ST01 and STAUTHTRACE both check the authorization checks. They can also both be restricted to a specific user. However, STAUTHTRACE allows the check to be performed simultaneously on all instances of the system. ST01, on the other hand, always checks only on the instance on which the user is currently logged in. STAUTHTRACE has therefore also been launched as an addition/extension to ST01.
STUSOBTRACE: for long term checks
STUSOBTRACE also checks across all instances, but beyond that this trace is designed for long-term checks (ST01 and STAUTHTRACE: log files are overwritten when the memory for the trace is full, STUSOBTRACE stores log data in the database so that it is preserved). STUSOBTRACE creates a new entry in the log file only when the trace encounters authorization checks that have not yet been captured in the context of the current application. Also in STUSOBTRACE it is possible to limit the check to one user, but in the evaluation the user is not displayed.

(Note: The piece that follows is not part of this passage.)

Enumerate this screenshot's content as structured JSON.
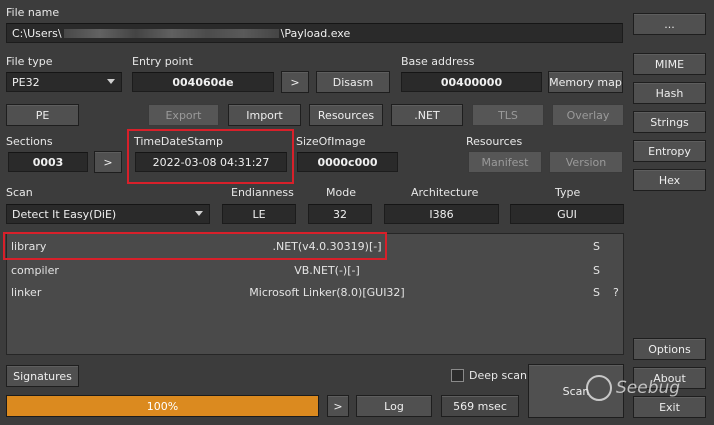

STUSERTRACE: clearly arranged and assigned to users
STUSERTRACE is also designed as a long-term trace. Thus, like STUSOBTRACE, it writes all results to a log file that is stored in the database and is not automatically overwritten. However, STUSERTRACE also shows in the evaluation the users who triggered the respective authorization check. The trace stores each result only once. The evaluation is therefore comparatively clear, because there are no duplicate entries (which would accordingly have no added value).